Patrick Varetz, Bas monde, P.O.L, avril 2012, 192 pages, 14 €, ISBN : 978-2-8180-1627-5.
"La réalité de ce monde, à quelque endroit qu’elle transparaisse, se révèle empreinte d’ironie et de mystère" (p. 30).
De l’univers concentrationnaire à la cellule familiale – la bien nommée -, tel est l’itinéraire qu’emprunte Patrick Varetz de son premier (Jusqu’au bonheur) à son deuxième roman, qui nous emmène jusqu’à l’envers du bonheur. Dans un bas monde où l’humanité tient à/dans peu de choses : quatre murs, une boîte à chaussures, un sac de mouchoirs souillés… et quelques rêves d’ailleurs. Autant dire rien. [Lire le dernier entretien avec l’auteur]
Bas monde tragique
"En ce bas monde, on n’accomplit rien de son propre chef :
il faut obéir ou, à défaut, offrir des signes tangibles de soumission" (p. 129).
Bas monde nous plonge dans un huis clos tragique qui semble relever d’une expérience pascalienne : l’univers se réduit à un appartement-cachot de 30 m2, dans lequel un trio familial est livré à sa "fascination du pire" (121). Les adjectifs récurrents pour désigner la mère : "pauvre" et "folle" ; le père : "pauvre" et "salaud". Ces 30 m2 délimitent le seul territoire où s’exerce l’emprise du père, tyran domestique dont la violence trahit l’impuissance et le conduit à la détestation de soi. La déchéance de ce "type sans bagage et sans avenir" (19) n’est pas sans susciter cette question : "Comment peut-on, avec autant d’indignité, s’accrocher à l’existence ?" (169).

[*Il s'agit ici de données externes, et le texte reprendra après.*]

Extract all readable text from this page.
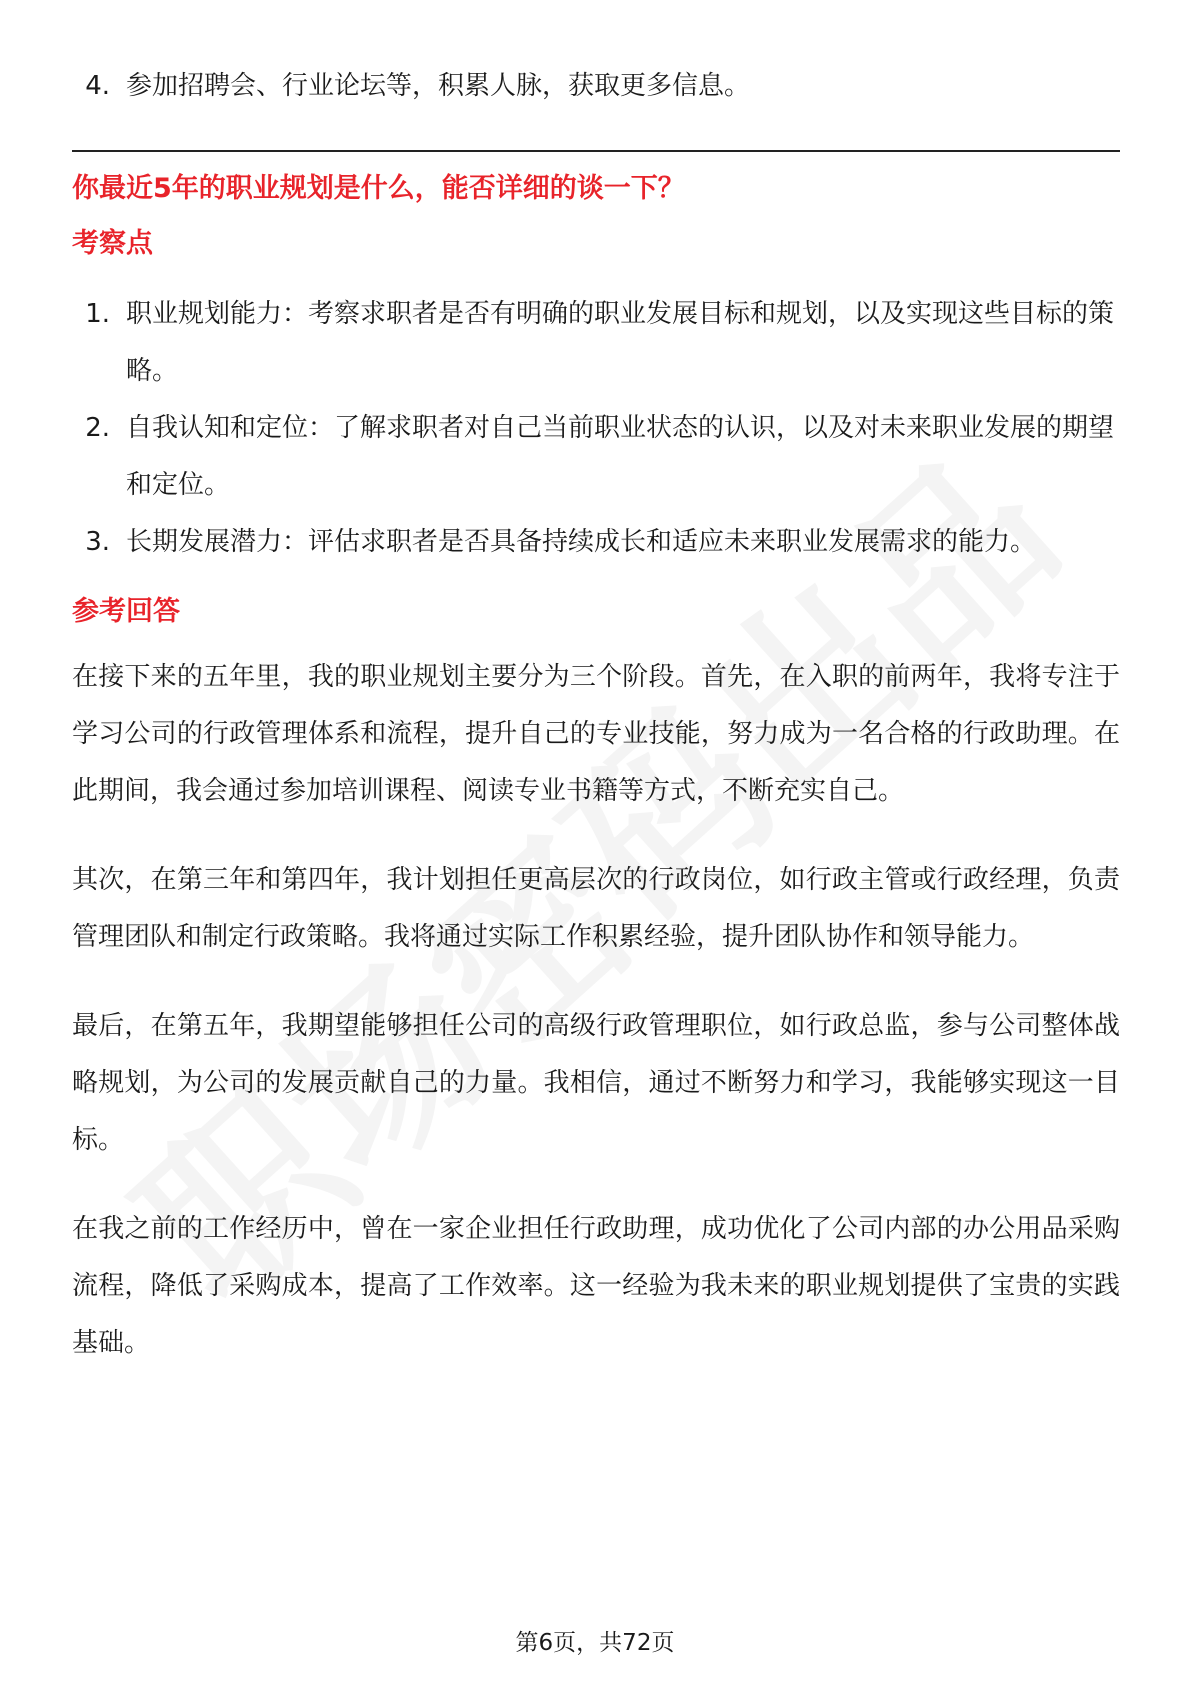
4. 参加招聘会、行业论坛等，积累人脉，获取更多信息。
你最近5年的职业规划是什么，能否详细的谈一下？
考察点
1. 职业规划能力：考察求职者是否有明确的职业发展目标和规划，以及实现这些目标的策略。
2. 自我认知和定位：了解求职者对自己当前职业状态的认识，以及对未来职业发展的期望和定位。
3. 长期发展潜力：评估求职者是否具备持续成长和适应未来职业发展需求的能力。
参考回答

在接下来的五年里，我的职业规划主要分为三个阶段。首先，在入职的前两年，我将专注于学习公司的行政管理体系和流程，提升自己的专业技能，努力成为一名合格的行政助理。在此期间，我会通过参加培训课程、阅读专业书籍等方式，不断充实自己。

其次，在第三年和第四年，我计划担任更高层次的行政岗位，如行政主管或行政经理，负责管理团队和制定行政策略。我将通过实际工作积累经验，提升团队协作和领导能力。

最后，在第五年，我期望能够担任公司的高级行政管理职位，如行政总监，参与公司整体战略规划，为公司的发展贡献自己的力量。我相信，通过不断努力和学习，我能够实现这一目标。

在我之前的工作经历中，曾在一家企业担任行政助理，成功优化了公司内部的办公用品采购流程，降低了采购成本，提高了工作效率。这一经验为我未来的职业规划提供了宝贵的实践基础。

第6页，共72页
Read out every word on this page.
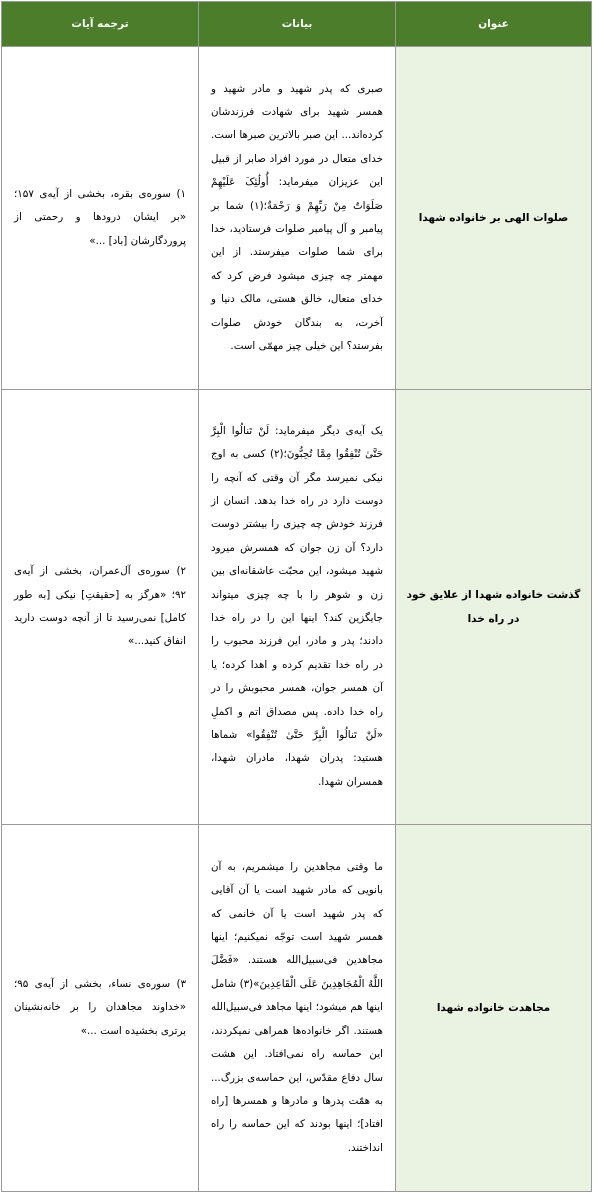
عنوان	بیانات	ترجمه آیات
صلوات الهی بر خانواده شهدا	صبری که پدر شهید و مادر شهید و همسر شهید برای شهادت فرزندشان کرده‌اند... این صبر بالاترین صبرها است. خدای متعال در مورد افراد صابر از قبیل این عزیزان میفرماید: أُولَٰئِکَ عَلَیْهِمْ صَلَوَاتٌ مِنْ رَبِّهِمْ وَ رَحْمَةٌ؛(۱) شما بر پیامبر و آل پیامبر صلوات فرستادید، خدا برای شما صلوات میفرستد. از این مهمتر چه چیزی میشود فرض کرد که خدای متعال، خالق هستی، مالک دنیا و آخرت، به بندگان خودش صلوات بفرستد؟ این خیلی چیز مهمّی است.	۱) سوره‌ی بقره، بخشی از آیه‌ی ۱۵۷؛ «بر ایشان درودها و رحمتی از پروردگارشان [باد] ...»
گذشت خانواده شهدا از علایق خود در راه خدا	یک آیه‌ی دیگر میفرماید: لَنْ تَنالُوا الْبِرَّ حَتَّىٰ تُنْفِقُوا مِمَّا تُحِبُّونَ؛(۲) کسی به اوج نیکی نمیرسد مگر آن وقتی که آنچه را دوست دارد در راه خدا بدهد. انسان از فرزند خودش چه چیزی را بیشتر دوست دارد؟ آن زن جوان که همسرش میرود شهید میشود، این محبّت عاشقانه‌ای بین زن و شوهر را با چه چیزی میتواند جایگزین کند؟ اینها این را در راه خدا دادند؛ پدر و مادر، این فرزند محبوب را در راه خدا تقدیم کرده و اهدا کرده؛ یا آن همسر جوان، همسر محبوبش را در راه خدا داده. پس مصداق اتم و اکملِ «لَنْ تَنالُوا الْبِرَّ حَتَّىٰ تُنْفِقُوا» شماها هستید: پدران شهدا، مادران شهدا، همسران شهدا.	۲) سوره‌ی آل‌عمران، بخشی از آیه‌ی ۹۲؛ «هرگز به [حقیقتِ] نیکی [به طور کامل] نمی‌رسید تا از آنچه دوست دارید انفاق کنید...»
مجاهدت خانواده شهدا	ما وقتی مجاهدین را میشمریم، به آن بانویی که مادر شهید است یا آن آقایی که پدر شهید است یا آن خانمی که همسر شهید است توجّه نمیکنیم؛ اینها مجاهدین فی‌سبیل‌الله هستند. «فَضَّلَ اللَّهُ الْمُجَاهِدِينَ عَلَى الْقَاعِدِينَ»(۳) شامل اینها هم میشود؛ اینها مجاهد فی‌سبیل‌الله هستند. اگر خانواده‌ها همراهی نمیکردند، این حماسه راه نمی‌افتاد. این هشت سال دفاع مقدّس، این حماسه‌ی بزرگ... به همّت پدرها و مادرها و همسرها [راه افتاد]؛ اینها بودند که این حماسه را راه انداختند.	۳) سوره‌ی نساء، بخشی از آیه‌ی ۹۵؛ «خداوند مجاهدان را بر خانه‌نشینان برتری بخشیده است ...»
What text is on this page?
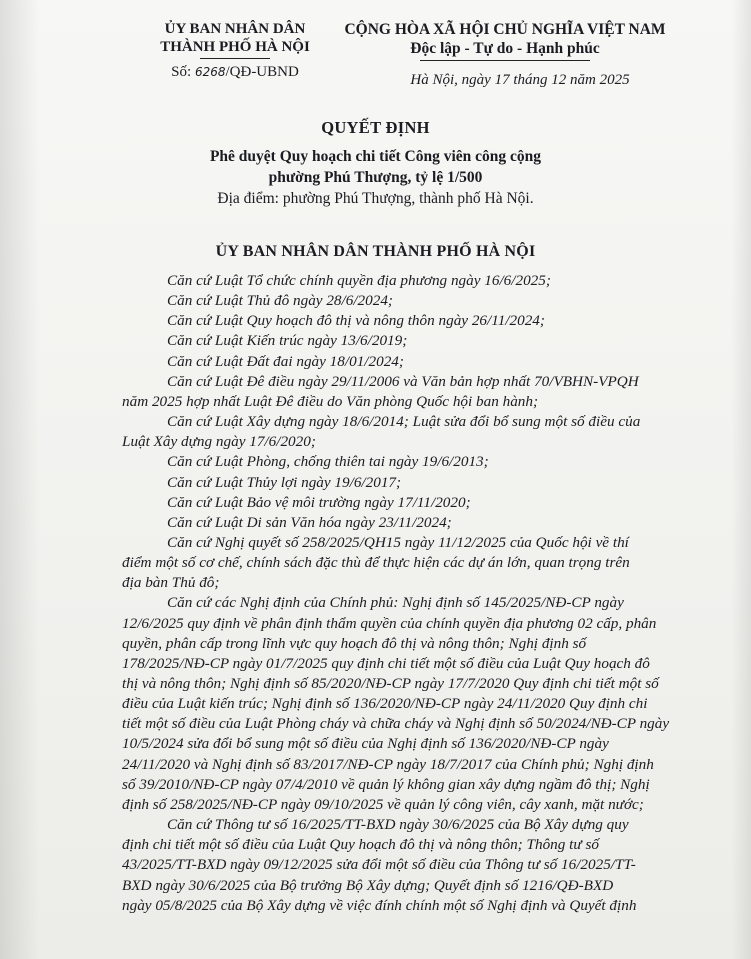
ỦY BAN NHÂN DÂN
THÀNH PHỐ HÀ NỘI
Số: 6268/QĐ-UBND
CỘNG HÒA XÃ HỘI CHỦ NGHĨA VIỆT NAM
Độc lập - Tự do - Hạnh phúc
Hà Nội, ngày 17 tháng 12 năm 2025
QUYẾT ĐỊNH
Phê duyệt Quy hoạch chi tiết Công viên công cộng
phường Phú Thượng, tỷ lệ 1/500
Địa điểm: phường Phú Thượng, thành phố Hà Nội.
ỦY BAN NHÂN DÂN THÀNH PHỐ HÀ NỘI
Căn cứ Luật Tổ chức chính quyền địa phương ngày 16/6/2025;
Căn cứ Luật Thủ đô ngày 28/6/2024;
Căn cứ Luật Quy hoạch đô thị và nông thôn ngày 26/11/2024;
Căn cứ Luật Kiến trúc ngày 13/6/2019;
Căn cứ Luật Đất đai ngày 18/01/2024;
Căn cứ Luật Đê điều ngày 29/11/2006 và Văn bản hợp nhất 70/VBHN-VPQH
năm 2025 hợp nhất Luật Đê điều do Văn phòng Quốc hội ban hành;
Căn cứ Luật Xây dựng ngày 18/6/2014; Luật sửa đổi bổ sung một số điều của
Luật Xây dựng ngày 17/6/2020;
Căn cứ Luật Phòng, chống thiên tai ngày 19/6/2013;
Căn cứ Luật Thủy lợi ngày 19/6/2017;
Căn cứ Luật Bảo vệ môi trường ngày 17/11/2020;
Căn cứ Luật Di sản Văn hóa ngày 23/11/2024;
Căn cứ Nghị quyết số 258/2025/QH15 ngày 11/12/2025 của Quốc hội về thí
điểm một số cơ chế, chính sách đặc thù để thực hiện các dự án lớn, quan trọng trên
địa bàn Thủ đô;
Căn cứ các Nghị định của Chính phủ: Nghị định số 145/2025/NĐ-CP ngày
12/6/2025 quy định về phân định thẩm quyền của chính quyền địa phương 02 cấp, phân
quyền, phân cấp trong lĩnh vực quy hoạch đô thị và nông thôn; Nghị định số
178/2025/NĐ-CP ngày 01/7/2025 quy định chi tiết một số điều của Luật Quy hoạch đô
thị và nông thôn; Nghị định số 85/2020/NĐ-CP ngày 17/7/2020 Quy định chi tiết một số
điều của Luật kiến trúc; Nghị định số 136/2020/NĐ-CP ngày 24/11/2020 Quy định chi
tiết một số điều của Luật Phòng cháy và chữa cháy và Nghị định số 50/2024/NĐ-CP ngày
10/5/2024 sửa đổi bổ sung một số điều của Nghị định số 136/2020/NĐ-CP ngày
24/11/2020 và Nghị định số 83/2017/NĐ-CP ngày 18/7/2017 của Chính phủ; Nghị định
số 39/2010/NĐ-CP ngày 07/4/2010 về quản lý không gian xây dựng ngầm đô thị; Nghị
định số 258/2025/NĐ-CP ngày 09/10/2025 về quản lý công viên, cây xanh, mặt nước;
Căn cứ Thông tư số 16/2025/TT-BXD ngày 30/6/2025 của Bộ Xây dựng quy
định chi tiết một số điều của Luật Quy hoạch đô thị và nông thôn; Thông tư số
43/2025/TT-BXD ngày 09/12/2025 sửa đổi một số điều của Thông tư số 16/2025/TT-
BXD ngày 30/6/2025 của Bộ trưởng Bộ Xây dựng; Quyết định số 1216/QĐ-BXD
ngày 05/8/2025 của Bộ Xây dựng về việc đính chính một số Nghị định và Quyết định
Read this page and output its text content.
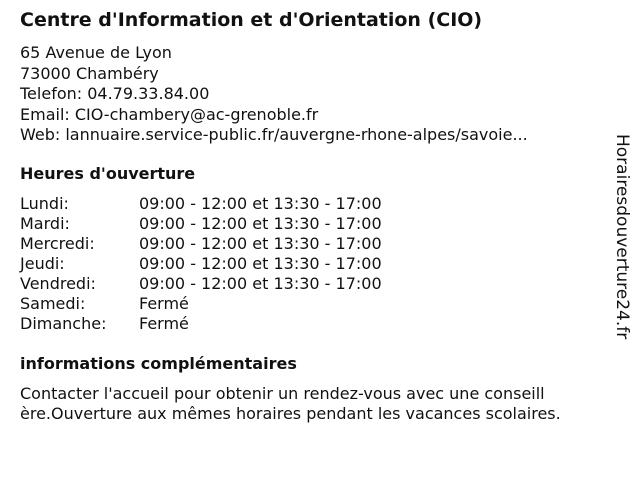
Centre d'Information et d'Orientation (CIO)
65 Avenue de Lyon
73000 Chambéry
Telefon: 04.79.33.84.00
Email: CIO-chambery@ac-grenoble.fr
Web: lannuaire.service-public.fr/auvergne-rhone-alpes/savoie...
Heures d'ouverture
Lundi:	09:00 - 12:00 et 13:30 - 17:00
Mardi:	09:00 - 12:00 et 13:30 - 17:00
Mercredi:	09:00 - 12:00 et 13:30 - 17:00
Jeudi:	09:00 - 12:00 et 13:30 - 17:00
Vendredi:	09:00 - 12:00 et 13:30 - 17:00
Samedi:	Fermé
Dimanche:	Fermé
informations complémentaires

Contacter l'accueil pour obtenir un rendez-vous avec une conseill ère.Ouverture aux mêmes horaires pendant les vacances scolaires.

Horairesdouverture24.fr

Et si une telle épave n’a pas sa place dans le monde, qu’en est-il de son fils qui vient de naître ? Sa place : un carton à chaussures. Dans ces conditions, comment échapper à son destin tout tracé : de la mise en boîte à la mise en bière ?
Dans ce bas monde tragique, les jeux sont faits et les rôles pré-établis. L’existence est un éternel recommencement, les êtres déchus étant prisonniers d’un temps circulaire. L’engrenage tragique dont nous sommes témoins peut se formuler ainsi : le bas monde est rempli de choses qui nous demeurent étrangères ; la mère demande au père de faire quelque chose ; le père fait de la mère sa chose ; le médecin fait du nourrisson sa chose, lequel a une drôle de chose dans le ventre… Ou encore : le docteur Caudron met dans ce bas monde cet avorton de Daniel, lequel reçoit de sa femme Violette un avorton de fils, lequel renferme à son tour dans le ventre un avorton… Ou encore : le père se décharge de son angoisse sur la mère, la mère sur le fils, et le fils sur l’avorton… À chacun sa "boule grise" : le père dans sa poitrine, la mère dans le sac du placard – qui contient les mouchoirs de son mari, souillés de foutre – et le fils dans le ventre… Bas monde nous plonge bel et bien dans l’innommable !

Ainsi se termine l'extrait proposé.